January to me is like a great big fat Monday. Bah.

Ghosted by jazzy @ 01/02/2009 12:42 AM EST


If anyone is going to watch Barry Manilow on Entertainment Tonight, watch out because he
is going to Rick Roll everyone who watches
the show.

It turns out that there is a sequel to A
Christmas Story. It was made years later.
It’s called My Summer Story. The only
people to reprise their roles in this
film are Tedde Moore (Miss Shields,
Ralphie’s teacher) and Jean Shepard (the
Narrator). I think I saw it on Comedy
Central some years ago. Keiran Culkin
(Macaulay’s brother) plays Ralphie.

Oh, Happy New Year Waiterbot.

Ghosted by LoneStar76 @ 01/02/2009 1:32 AM EST


I love that the posting icons are now Starmen. And considering the Mario RPG kick I’ve been on lately, these vaguely resemble the starfish from Super Mario RPG.

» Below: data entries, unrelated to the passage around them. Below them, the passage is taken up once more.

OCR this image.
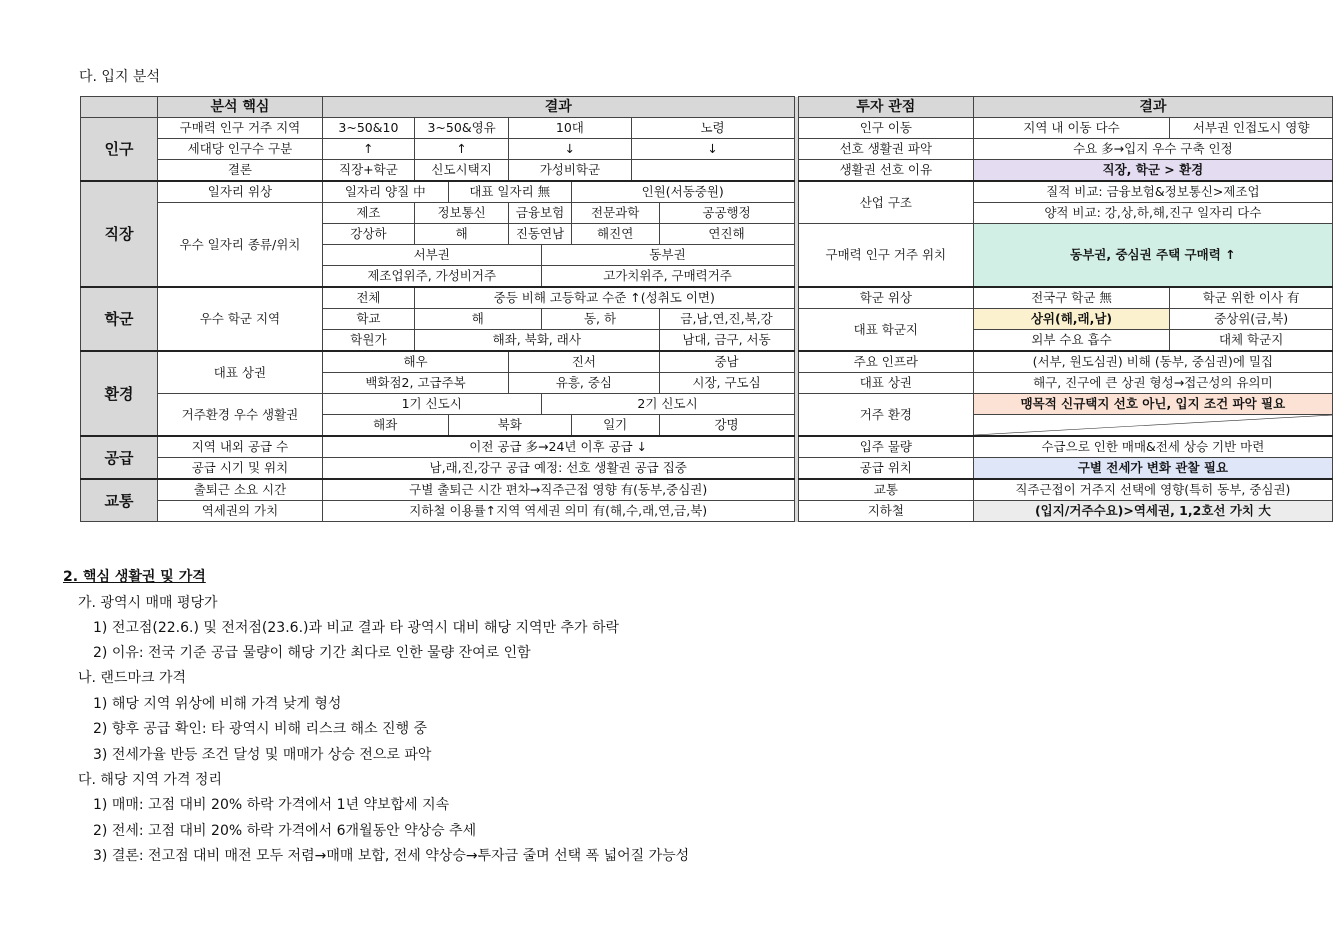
다. 입지 분석
	분석 핵심	결과									투자 관점	결과	
인구	구매력 인구 거주 지역	3~50&10	3~50&영유		10대			노령			인구 이동	지역 내 이동 다수	서부권 인접도시 영향
	세대당 인구수 구분	↑	↑		↓			↓			선호 생활권 파악	수요 多→입지 우수 구축 인정	
	결론	직장+학군	신도시택지		가성비학군						생활권 선호 이유	직장, 학군 > 환경	
직장	일자리 위상	일자리 양질 中		대표 일자리 無			인원(서동중원)				산업 구조	질적 비교: 금융보험&정보통신>제조업	
	우수 일자리 종류/위치	제조	정보통신		금융보험		전문과학		공공행정			양적 비교: 강,상,하,해,진구 일자리 다수	
		강상하	해		진동연남		해진연		연진해		구매력 인구 거주 위치	동부권, 중심권 주택 구매력 ↑	
		서부권				동부권							
		제조업위주, 가성비거주				고가치위주, 구매력거주							
학군	우수 학군 지역	전체	중등 비해 고등학교 수준 ↑(성취도 이면)								학군 위상	전국구 학군 無	학군 위한 이사 有
		학교	해			동, 하			금,남,연,진,북,강		대표 학군지	상위(해,래,남)	중상위(금,북)
		학원가	해좌, 북화, 래사						남대, 금구, 서동			외부 수요 흡수	대체 학군지
환경	대표 상권	해우			진서				중남		주요 인프라	(서부, 원도심권) 비해 (동부, 중심권)에 밀집	
		백화점2, 고급주복			유흥, 중심				시장, 구도심		대표 상권	해구, 진구에 큰 상권 형성→접근성의 유의미	
	거주환경 우수 생활권	1기 신도시				2기 신도시					거주 환경	맹목적 신규택지 선호 아닌, 입지 조건 파악 필요	
		해좌		북화			일기		강명	

공급	지역 내외 공급 수	이전 공급 多→24년 이후 공급 ↓									입주 물량	수급으로 인한 매매&전세 상승 기반 마련	
	공급 시기 및 위치	남,래,진,강구 공급 예정: 선호 생활권 공급 집중									공급 위치	구별 전세가 변화 관찰 필요	
교통	출퇴근 소요 시간	구별 출퇴근 시간 편차→직주근접 영향 有(동부,중심권)									교통	직주근접이 거주지 선택에 영향(특히 동부, 중심권)	
	역세권의 가치	지하철 이용률↑지역 역세권 의미 有(해,수,래,연,금,북)									지하철	(입지/거주수요)>역세권, 1,2호선 가치 大	
2. 핵심 생활권 및 가격
가. 광역시 매매 평당가
1) 전고점(22.6.) 및 전저점(23.6.)과 비교 결과 타 광역시 대비 해당 지역만 추가 하락
2) 이유: 전국 기준 공급 물량이 해당 기간 최다로 인한 물량 잔여로 인함
나. 랜드마크 가격
1) 해당 지역 위상에 비해 가격 낮게 형성
2) 향후 공급 확인: 타 광역시 비해 리스크 해소 진행 중
3) 전세가율 반등 조건 달성 및 매매가 상승 전으로 파악
다. 해당 지역 가격 정리
1) 매매: 고점 대비 20% 하락 가격에서 1년 약보합세 지속
2) 전세: 고점 대비 20% 하락 가격에서 6개월동안 약상승 추세
3) 결론: 전고점 대비 매전 모두 저렴→매매 보합, 전세 약상승→투자금 줄며 선택 폭 넓어질 가능성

Ghosted by Invader Norbert @ 01/02/2009 1:36 AM EST


My school’s librarian told us how to ask for free stuff from… some place when I was in 2nd grade.
6-8 weeks later, every kid in my class was walking around with flower and bug stickers on their folders and packages of sunflower seeds that we all sent away for and got at around the same time.
Would crabs eat Capn’ Crunch? They’ll definately eat apples.

Ghosted by Lucky @ 01/02/2009 1:37 AM EST


Invader Norbert, I agree I love the Starmen too.
“Starman, star bright, give us pasta power, give us pasta might! It’s Koopa Bopping time!”, said the Dic Cartoon incarnations of the Mario Bros.

Ghosted by Lucky @ 01/02/2009 1:40 AM EST


I didn’t even notice the starmen. Awesome.
Invader Norbert I got Super Mario RPG from my Virtual Console Secret Santa (from Penny Arcade Forums) a few weeks back. I’ve only been able to put a few hours into it, though. Plus, I got CHRONO TRIGGER for Christmas, and I was also playing Final Fantasy VI.

Damn, 3 RPGs at once. This is not a good idea.

Ghosted by Cameron T. @ 01/02/2009 1:55 AM EST


Invader Norbert: I LOVE Super Mario RPG! Barely anyone I know has ever played it, which is a shame, because it’s one of the best games I’ve ever played. And when it came out it was way ahead of its time. I remember being blown away by the graphics and the fact that it wasn’t a side-scroller.